US gold holdings continue to rise and are now at a record high of $4.977M; total expected to exceed $5B by Oct.
Sterling steadiness is raising belief of a “peg of some sort,” though London financial circles don't believe the Bank of England is using its $250M credit. The Bank's gold holdings are rising, and it's believed this increase may continue for some time. London bill rates have declined, but a return of full confidence isn't expected until “the govt. has set its house in order by drastic budgetary economies.” Bank of England Gov. Montagu Norman embarked for Quebec on the liner Duchess of York; told reporters he was travelling for health reasons.
Hungarian decree ending bank suspension takes effect Monday; new currency created, the gold pengoe (3,840 pengoes = 1 kilogram gold).
After failure of the Berkowitz Bank, the Rumanian Nat'l Bank and govt. have been forced to aid other banks in the country.
Colombian Pres. Herrera says movement for debt moratorium “never attained importance”; govt. “feels certain” of ability to meet obligations and “reaffirms its unchangeable policy in this respect.”
French industries employing 100 men or more and subject to labor inspection report 2.624M employees on July 1, down 7.2% from a year earlier; this percentage decline has steadily increased from 4.2% in Jan. However, the official count of unemployed has declined to about 36,000 from a peak of 51,804 in April. The explanation is apparently that much foreign labor has left, and many workers have gone into seasonal farm labor.
Yugoslavia is the lone holdout against the Hoover moratorium plan; it is to get $19M in reparations but pay only $3M on war debts.
N.B.C. is negotiating for transatlantic radio exchanges, particularly of music programs. Only four European countries are attempting to work out commercial arrangements for radio - France, Belgium, Spain and Holland; in most European countries the airwaves are govt.-controlled if not operated, with revenues provided by license fees charged the user. France has private radio stations in addition to govt.-run ones, but advertising revenue is tiny compared to the US, where radio advertisers pay $160,000 - $500,000 for a year's programming of one hour a week.

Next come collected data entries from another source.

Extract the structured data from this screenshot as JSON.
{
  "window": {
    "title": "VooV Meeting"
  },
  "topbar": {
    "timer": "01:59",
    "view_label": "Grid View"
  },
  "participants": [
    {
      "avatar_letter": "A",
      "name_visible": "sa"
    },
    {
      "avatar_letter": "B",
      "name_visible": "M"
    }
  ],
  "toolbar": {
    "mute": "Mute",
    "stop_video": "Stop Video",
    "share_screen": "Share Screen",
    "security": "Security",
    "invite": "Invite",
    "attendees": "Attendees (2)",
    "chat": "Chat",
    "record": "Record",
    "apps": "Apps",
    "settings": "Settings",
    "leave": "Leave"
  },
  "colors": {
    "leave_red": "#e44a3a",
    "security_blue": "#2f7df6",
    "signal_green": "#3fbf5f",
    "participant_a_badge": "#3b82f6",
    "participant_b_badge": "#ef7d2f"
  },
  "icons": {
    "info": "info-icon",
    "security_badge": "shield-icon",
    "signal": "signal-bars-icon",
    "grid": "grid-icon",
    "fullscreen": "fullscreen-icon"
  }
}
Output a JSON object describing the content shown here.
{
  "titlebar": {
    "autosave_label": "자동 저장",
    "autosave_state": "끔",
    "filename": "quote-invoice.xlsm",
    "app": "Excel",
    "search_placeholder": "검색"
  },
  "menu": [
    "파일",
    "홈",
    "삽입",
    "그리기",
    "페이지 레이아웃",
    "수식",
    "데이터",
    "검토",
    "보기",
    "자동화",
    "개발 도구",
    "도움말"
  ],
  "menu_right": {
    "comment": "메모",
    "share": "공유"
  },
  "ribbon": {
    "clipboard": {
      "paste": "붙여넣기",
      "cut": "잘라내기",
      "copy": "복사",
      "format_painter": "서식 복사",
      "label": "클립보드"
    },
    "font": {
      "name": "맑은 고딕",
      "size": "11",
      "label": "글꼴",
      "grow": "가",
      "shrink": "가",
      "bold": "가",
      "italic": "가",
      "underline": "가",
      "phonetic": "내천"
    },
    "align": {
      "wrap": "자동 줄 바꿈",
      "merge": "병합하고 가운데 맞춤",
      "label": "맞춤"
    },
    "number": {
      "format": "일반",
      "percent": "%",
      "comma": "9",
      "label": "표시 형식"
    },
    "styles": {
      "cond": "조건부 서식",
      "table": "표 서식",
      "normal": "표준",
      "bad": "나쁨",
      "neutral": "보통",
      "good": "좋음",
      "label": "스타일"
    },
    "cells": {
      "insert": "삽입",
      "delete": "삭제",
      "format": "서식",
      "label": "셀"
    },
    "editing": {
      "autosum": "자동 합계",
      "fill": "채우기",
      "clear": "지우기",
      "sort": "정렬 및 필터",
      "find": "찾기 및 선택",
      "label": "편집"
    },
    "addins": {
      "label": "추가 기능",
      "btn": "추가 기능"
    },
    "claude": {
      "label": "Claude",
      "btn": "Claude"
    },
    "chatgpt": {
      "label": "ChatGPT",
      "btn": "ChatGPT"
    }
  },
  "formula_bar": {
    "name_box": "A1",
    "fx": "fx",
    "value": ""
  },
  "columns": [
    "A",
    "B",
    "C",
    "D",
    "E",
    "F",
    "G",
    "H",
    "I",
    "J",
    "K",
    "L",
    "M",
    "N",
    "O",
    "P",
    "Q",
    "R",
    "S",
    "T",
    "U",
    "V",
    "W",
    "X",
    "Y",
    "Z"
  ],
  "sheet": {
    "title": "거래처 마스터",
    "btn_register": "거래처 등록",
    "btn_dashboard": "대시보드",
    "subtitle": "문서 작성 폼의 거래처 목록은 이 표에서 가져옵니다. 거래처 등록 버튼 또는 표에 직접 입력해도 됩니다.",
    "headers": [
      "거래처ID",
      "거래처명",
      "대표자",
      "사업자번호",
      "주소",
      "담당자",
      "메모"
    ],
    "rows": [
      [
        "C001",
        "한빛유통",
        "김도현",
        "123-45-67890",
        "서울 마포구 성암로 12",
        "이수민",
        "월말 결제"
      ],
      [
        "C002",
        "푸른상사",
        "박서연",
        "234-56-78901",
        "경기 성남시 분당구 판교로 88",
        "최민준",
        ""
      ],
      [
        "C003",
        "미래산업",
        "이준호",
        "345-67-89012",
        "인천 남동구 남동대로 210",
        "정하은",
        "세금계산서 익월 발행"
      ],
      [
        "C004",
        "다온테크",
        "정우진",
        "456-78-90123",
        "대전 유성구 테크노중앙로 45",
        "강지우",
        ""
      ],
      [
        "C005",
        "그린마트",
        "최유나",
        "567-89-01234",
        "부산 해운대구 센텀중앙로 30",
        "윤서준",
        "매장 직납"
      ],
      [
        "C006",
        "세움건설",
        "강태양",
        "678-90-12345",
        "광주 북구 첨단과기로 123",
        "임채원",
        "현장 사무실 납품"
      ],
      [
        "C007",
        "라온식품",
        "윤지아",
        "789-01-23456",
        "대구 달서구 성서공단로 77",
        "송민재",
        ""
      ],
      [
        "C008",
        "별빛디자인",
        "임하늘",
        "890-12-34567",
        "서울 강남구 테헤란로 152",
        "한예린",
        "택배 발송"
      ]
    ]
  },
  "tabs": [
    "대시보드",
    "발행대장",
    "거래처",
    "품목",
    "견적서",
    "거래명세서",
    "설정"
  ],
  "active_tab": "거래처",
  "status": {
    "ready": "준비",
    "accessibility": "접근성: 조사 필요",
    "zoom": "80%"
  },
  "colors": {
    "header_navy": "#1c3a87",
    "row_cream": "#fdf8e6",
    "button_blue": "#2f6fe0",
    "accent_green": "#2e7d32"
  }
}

Labor Dept. reports for July shows 4.492M people employed by 46,058 establishments in 15 major industrial groups, down 2% from June; payrolls fell 4.8%.
Road building for the year to July 18 was 100.1M sq. yards vs. 91.5M a year ago; decline of 7.5M in street and alley construction was offset by gain of about 15M in highways, stimulated by extra $80M Federal fund to relieve unemployment that was advanced from future Federal aid.
Total value of building permits issued in 38 West Coast cities in July was $11.234M in July, down 1.9% from June and down 26.9% from a year ago.
Oklahoma refineries have purchased several million barrels of East Texas oil at prices ranging from 14.5 cents/barrel and up.
Youngstown district steel operations will rise to 43% this week from 42% starting last week, recovering from a dip of several points in the last few days.
Fisher's wholesale commodity index unchanged at 69.5 vs. the postwar low of 69.3 reached two weeks ago.
Companies reporting decent earnings: Detroit Edison, Jewel Tea, Armstrong Cork, Mortgage Guarantee Co.
The Miracle Woman - Columbia film, directed by Frank Capra, at the Mayfair. The miracle woman of the title is "an evangelist who works with a gang of crooks who subsist on the money contributed to a tabernacle they run." She is eventually reformed by the love of a blind ex-aviator [note: as usual]. Barbara Stanwyck works hard to "lift the picture out of the stereotyped category in which it rightly falls," but has to contend with "highly improbable" plot.
"What's all the shouting about?" "Mr. Blank is talking to London." "Well, why on earth doesn't he use the telephone?"